Señal que ansiaban recibir y por la que iban a entregar sus vidas
cosidas de recuerdos y experiencias que ahora carecían de
importancia.
-Propongo
una tregua -anunció el capitán.
El
General Gutiérrez parpadeó mientras esbozaba una pícara sonrisa y
veía pasar por su cerebro múltiples imágenes de la victoria que
según él le esperaba a la vuelta de la esquina.
-¡Nunca!
-exclamó alzando su puño al aire.
El
Capitán Jiménez no esperaba aquella respuesta ni deseaba perder a
más hombres. Llevaban casi un mes luchando en aquella inútil guerra
por adueñarse de la Navidad. En una era en la que todo se ganaba o robaba con
violencia, Jiménez añoraba las leyendas sobre un mundo pacífico
que llenaban las páginas de Internet y los periódicos digitales. Ya
no le quedaban munición ni argumentos que dejaran de justificar tal
sacrificio humano. Había probado todo tipo de técnica, desde
recordarle a su familia, el envejecer junto a su mujer, las comidas,
celebraciones, cenas con amigos, partidas... nada parecía ablandar
el corazón de Gutiérrez. Desesperado, no dejaba de darle vueltas a
lo que podía ofrecer hasta que tuvo una gran idea.
- ¿Qué
es lo que deseas a cambio de la tregua? -preguntó Jiménez.
- Adueñarme
de la Navidad -respondió tajante.
- ¿Quiero
decir, qué es lo que te hace feliz?
Gutiérrez
enmudeció. No obtuvo respuesta alguna para aquella extraña
pregunta. Llevaba años luchando y arrebatando todo lo que ansiaba
poseer pero nunca había pensado en robar la felicidad. ¿Cómo podía ser aquello posible? Era cierto que el dulce y efímero sabor de la
victoria le sabía a poco. Se le antojaba la idea de sentirse feliz. En su ignorancia deseaba ser el primero en saborear aquel duradero
manjar.
-Está
bien. Quiero esa felicidad de la que hablas.
Jiménez
notó cómo se relajaban todos los músculos de su cuerpo, hasta finalizar en un largo y profundo suspiro. Sin más bajas
en su bando y soñando ver la sonrisa de su familia, ideó el último
plan que le quedaba en aquella lucha sin sentido.
- Compartir
es lo que te dará la felicidad eterna.
- ¿Compartir?
¿Qué es eso?
- Dar
parte de lo que tienes a quien no tiene.
- Lo que tengo es mío, no quiero entregarlo.
- Bueno,
compartir no es siempre dar. Puedes compartir una manta, un caballo,
una mesa... No significa que lo pierdes. En cambio, cuando
compartes un bocadillo sí que estás donando una parte de él.

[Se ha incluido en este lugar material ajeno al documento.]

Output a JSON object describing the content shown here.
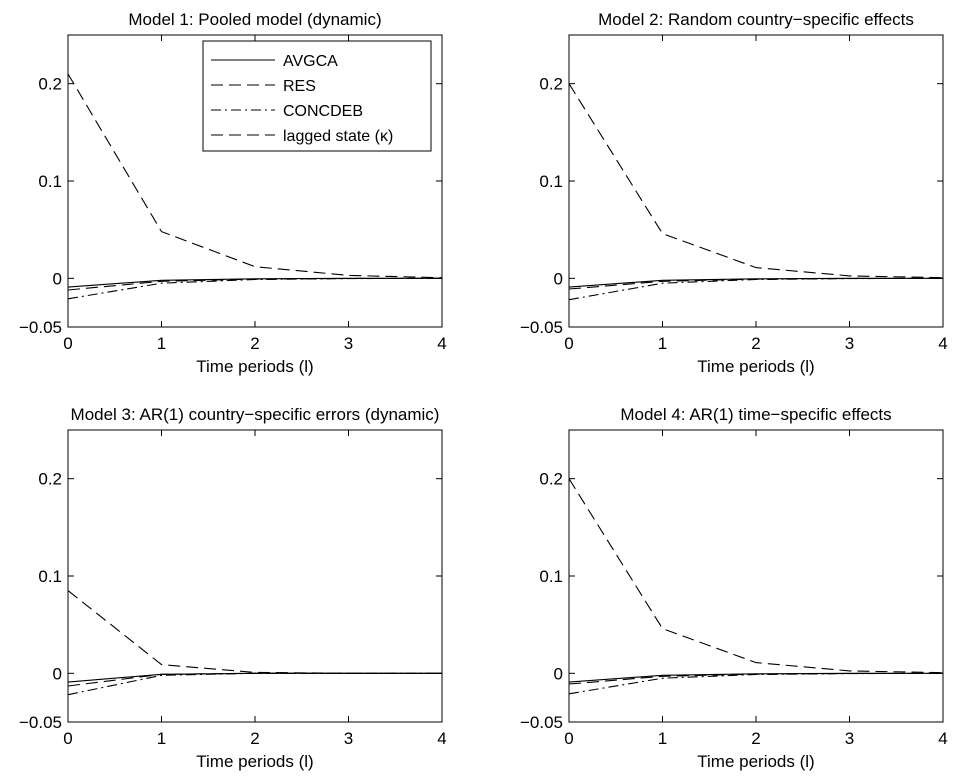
{
  "chart_data": [
    {
      "type": "line",
      "title": "Model 1: Pooled model (dynamic)",
      "xlabel": "Time periods (l)",
      "ylabel": "",
      "xlim": [
        0,
        4
      ],
      "ylim": [
        -0.05,
        0.25
      ],
      "xticks": [
        "0",
        "1",
        "2",
        "3",
        "4"
      ],
      "yticks": [
        "−0.05",
        "0",
        "0.1",
        "0.2"
      ],
      "x": [
        0,
        1,
        2,
        3,
        4
      ],
      "legend": {
        "position": "top-right",
        "entries": [
          "AVGCA",
          "RES",
          "CONCDEB",
          "lagged state (κ)"
        ]
      },
      "series": [
        {
          "name": "AVGCA",
          "style": "solid",
          "values": [
            -0.009,
            -0.002,
            -0.0005,
            0,
            0
          ]
        },
        {
          "name": "RES",
          "style": "dashed",
          "values": [
            0.21,
            0.048,
            0.012,
            0.003,
            0.0007
          ]
        },
        {
          "name": "CONCDEB",
          "style": "dashdot",
          "values": [
            -0.021,
            -0.005,
            -0.0012,
            -0.0003,
            0
          ]
        },
        {
          "name": "lagged state (κ)",
          "style": "dashed",
          "values": [
            -0.012,
            -0.003,
            -0.0008,
            -0.0002,
            0
          ]
        }
      ]
    },
    {
      "type": "line",
      "title": "Model 2: Random country−specific effects",
      "xlabel": "Time periods (l)",
      "ylabel": "",
      "xlim": [
        0,
        4
      ],
      "ylim": [
        -0.05,
        0.25
      ],
      "xticks": [
        "0",
        "1",
        "2",
        "3",
        "4"
      ],
      "yticks": [
        "−0.05",
        "0",
        "0.1",
        "0.2"
      ],
      "x": [
        0,
        1,
        2,
        3,
        4
      ],
      "series": [
        {
          "style": "solid",
          "values": [
            -0.009,
            -0.002,
            -0.0005,
            0,
            0
          ]
        },
        {
          "style": "dashed",
          "values": [
            0.2,
            0.046,
            0.011,
            0.0025,
            0.0006
          ]
        },
        {
          "style": "dashdot",
          "values": [
            -0.022,
            -0.005,
            -0.0012,
            -0.0003,
            0
          ]
        },
        {
          "style": "dashed",
          "values": [
            -0.011,
            -0.003,
            -0.0008,
            -0.0002,
            0
          ]
        }
      ]
    },
    {
      "type": "line",
      "title": "Model 3: AR(1) country−specific errors (dynamic)",
      "xlabel": "Time periods (l)",
      "ylabel": "",
      "xlim": [
        0,
        4
      ],
      "ylim": [
        -0.05,
        0.25
      ],
      "xticks": [
        "0",
        "1",
        "2",
        "3",
        "4"
      ],
      "yticks": [
        "−0.05",
        "0",
        "0.1",
        "0.2"
      ],
      "x": [
        0,
        1,
        2,
        3,
        4
      ],
      "series": [
        {
          "style": "solid",
          "values": [
            -0.009,
            -0.001,
            0,
            0,
            0
          ]
        },
        {
          "style": "dashed",
          "values": [
            0.085,
            0.009,
            0.001,
            0,
            0
          ]
        },
        {
          "style": "dashdot",
          "values": [
            -0.022,
            -0.002,
            0,
            0,
            0
          ]
        },
        {
          "style": "dashed",
          "values": [
            -0.013,
            -0.001,
            0,
            0,
            0
          ]
        }
      ]
    },
    {
      "type": "line",
      "title": "Model 4: AR(1) time−specific effects",
      "xlabel": "Time periods (l)",
      "ylabel": "",
      "xlim": [
        0,
        4
      ],
      "ylim": [
        -0.05,
        0.25
      ],
      "xticks": [
        "0",
        "1",
        "2",
        "3",
        "4"
      ],
      "yticks": [
        "−0.05",
        "0",
        "0.1",
        "0.2"
      ],
      "x": [
        0,
        1,
        2,
        3,
        4
      ],
      "series": [
        {
          "style": "solid",
          "values": [
            -0.009,
            -0.002,
            -0.0005,
            0,
            0
          ]
        },
        {
          "style": "dashed",
          "values": [
            0.2,
            0.046,
            0.011,
            0.0025,
            0.0006
          ]
        },
        {
          "style": "dashdot",
          "values": [
            -0.021,
            -0.005,
            -0.0012,
            -0.0003,
            0
          ]
        },
        {
          "style": "dashed",
          "values": [
            -0.011,
            -0.003,
            -0.0008,
            -0.0002,
            0
          ]
        }
      ]
    }
  ]
}
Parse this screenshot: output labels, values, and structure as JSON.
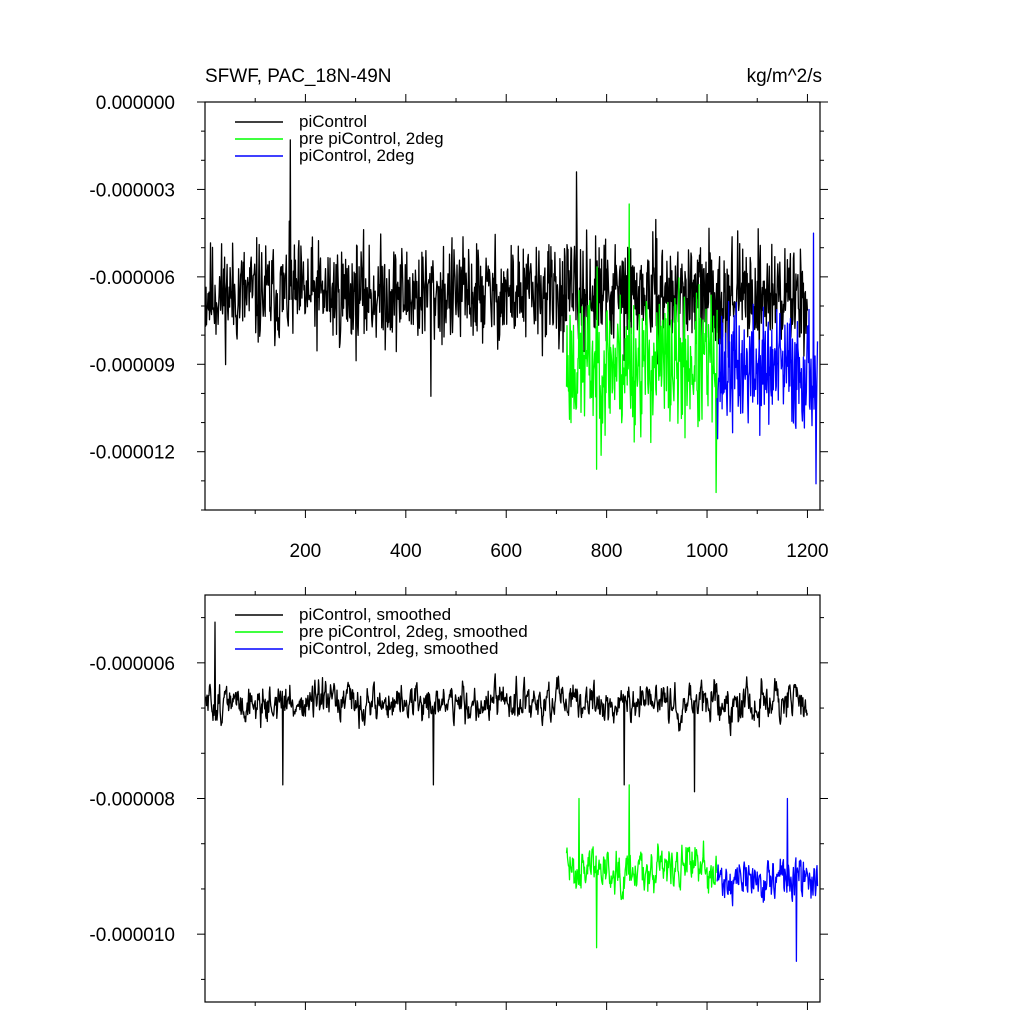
{
  "figure": {
    "top_left_title": "SFWF, PAC_18N-49N",
    "top_right_units": "kg/m^2/s"
  },
  "chart_data": [
    {
      "type": "line",
      "panel": "top",
      "xlim": [
        0,
        1225
      ],
      "ylim": [
        -1.4e-05,
        0.0
      ],
      "x_ticks": [
        200,
        400,
        600,
        800,
        1000,
        1200
      ],
      "x_tick_labels": [
        "200",
        "400",
        "600",
        "800",
        "1000",
        "1200"
      ],
      "y_ticks": [
        0.0,
        -3e-06,
        -6e-06,
        -9e-06,
        -1.2e-05
      ],
      "y_tick_labels": [
        "0.000000",
        "-0.000003",
        "-0.000006",
        "-0.000009",
        "-0.000012"
      ],
      "legend_position": "top-left",
      "series": [
        {
          "name": "piControl",
          "color": "#000000",
          "x_start": 1,
          "x_end": 1200,
          "mean": -6.6e-06,
          "noise": 1.1e-06,
          "spikes": [
            [
              170,
              -1.3e-06
            ],
            [
              740,
              -2.4e-06
            ],
            [
              450,
              -1.01e-05
            ]
          ],
          "seed": 11
        },
        {
          "name": "pre piControl, 2deg",
          "color": "#00ff00",
          "x_start": 720,
          "x_end": 1020,
          "mean": -9e-06,
          "noise": 1.5e-06,
          "spikes": [
            [
              845,
              -3.5e-06
            ],
            [
              1018,
              -1.34e-05
            ],
            [
              780,
              -1.26e-05
            ]
          ],
          "seed": 23
        },
        {
          "name": "piControl, 2deg",
          "color": "#0000ff",
          "x_start": 1020,
          "x_end": 1220,
          "mean": -9.2e-06,
          "noise": 1.3e-06,
          "spikes": [
            [
              1212,
              -4.5e-06
            ],
            [
              1217,
              -1.31e-05
            ]
          ],
          "seed": 37
        }
      ]
    },
    {
      "type": "line",
      "panel": "bottom",
      "xlim": [
        0,
        1225
      ],
      "ylim": [
        -1.1e-05,
        -5e-06
      ],
      "x_ticks": [
        200,
        400,
        600,
        800,
        1000,
        1200
      ],
      "y_ticks": [
        -6e-06,
        -8e-06,
        -1e-05
      ],
      "y_tick_labels": [
        "-0.000006",
        "-0.000008",
        "-0.000010"
      ],
      "legend_position": "top-left",
      "series": [
        {
          "name": "piControl, smoothed",
          "color": "#000000",
          "x_start": 1,
          "x_end": 1200,
          "mean": -6.6e-06,
          "noise": 3.2e-07,
          "spikes": [
            [
              20,
              -5.4e-06
            ],
            [
              155,
              -7.8e-06
            ],
            [
              455,
              -7.8e-06
            ],
            [
              835,
              -7.8e-06
            ],
            [
              975,
              -7.9e-06
            ]
          ],
          "seed": 51
        },
        {
          "name": "pre piControl, 2deg, smoothed",
          "color": "#00ff00",
          "x_start": 720,
          "x_end": 1020,
          "mean": -9e-06,
          "noise": 3.8e-07,
          "spikes": [
            [
              745,
              -8e-06
            ],
            [
              845,
              -7.8e-06
            ],
            [
              780,
              -1.02e-05
            ]
          ],
          "seed": 63
        },
        {
          "name": "piControl, 2deg, smoothed",
          "color": "#0000ff",
          "x_start": 1020,
          "x_end": 1220,
          "mean": -9.2e-06,
          "noise": 3.6e-07,
          "spikes": [
            [
              1160,
              -8e-06
            ],
            [
              1178,
              -1.04e-05
            ]
          ],
          "seed": 71
        }
      ]
    }
  ]
}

-¿Esa es la manera de sentir felicidad?
- Claro.
Al compartir te contagiarás de las sonrisas de los niños y niñas, de
la alegría de jóvenes y adultos, del amor de ancianos y
ancianas... Prueba y verás.
- ¿Y
la Navidad? ¿Seguirá en tu reino?
-Como
buen samaritano que soy, compartiré la Navidad contigo. ¿Qué te
parece?
-¿Y
ganaré dinero?
-Ganarás
algo mucho más valioso que eso.
-¿Qué
majaderías estás diciendo? No hay nada más valioso que el dinero.
-La
felicidad, el amor, la amistad... Son mucho más valiosos. No
tienen fecha de caducidad, se pueden usar a todas horas, aunque se
pierdan se vuelven a encontrar y no tienen fronteras. Son universales.
¡He leído que el amor mueve montañas!
-Vale,
vale. Lo probaré durante un tiempo y si no me convence, volveré
con un ejército mayor y te arrebataré no solo la Navidad, sino
todo tu reino.
-Trato
hecho -contestó extendiendo su mano hacia la de su oponente.
Ambos habían resultado vencedores en una guerra sin sentido.